Not boring. I just don’t know enough on the topic to give you any credible advice. Is it a trust fund or similar that you have? Are you looking to re-allocate assets? Remember, currency trends tend to be fairly long in scope. It might be due for some consolidation, but I think the dollar has a long ways to go. [/quote]

Well, the dollar’s ups&downs are confusing to me, since it seems to thrive off of negative corporate news, and any down-phase is quickly rebounded. On a day where the S&P 500 grows over 1%, dollar climbs (like today). The S&P is not a tool for predicting currency movements, I know, but I’m trying to give examples. The dollar seems more linked to international events (like China’s credit-tightening) than internal affairs, like the U.S. stockmarket. Eventually, the bailouts should be the beginning of a paradigm shift in our whole
economy that changes every country, since the dollar is king. Change we can believe in?

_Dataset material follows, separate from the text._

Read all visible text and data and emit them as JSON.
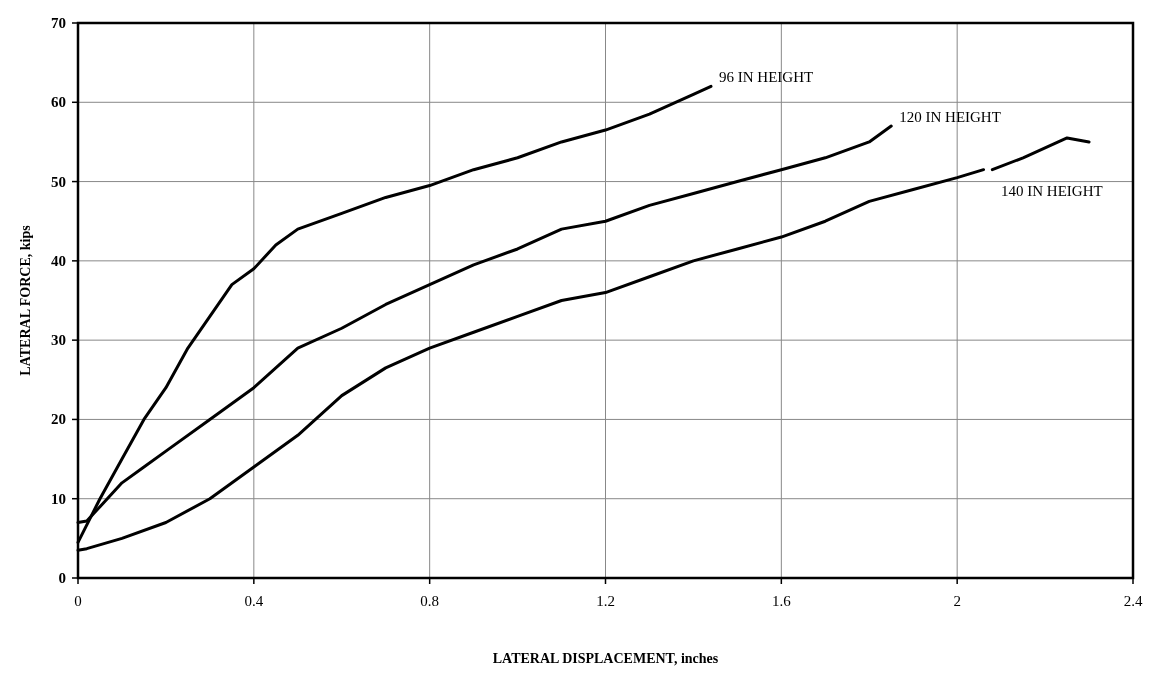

I don’t have a trust fund, just a small amount from Sweden every quarter, so that I can uphold my viking-lifestyle and steal your American women.

[quote]Headhunter wrote:

To avoid having the criminals simply confiscating your gold, buy the stocks. More bang for the buck anyway.

[/quote]

It’s more likely your gold company will get confiscated than your gold. If your worried about this type of thing you should be very selective about what countries your gold companies are in.

[quote]on edge wrote:

[quote]Headhunter wrote:

To avoid having the criminals simply confiscating your gold, buy the stocks. More bang for the buck anyway.

[/quote]

It’s more likely your gold company will get confiscated than your gold. If your worried about this type of thing you should be very selective about what countries your gold companies are in.[/quote]

Good point. Agnico-Eagle is in Canada though, which is where I have a lot. I don’t think Canada would do as you describe. But yeah, Aussie and north-of-the-Rio-Grande is probably wise.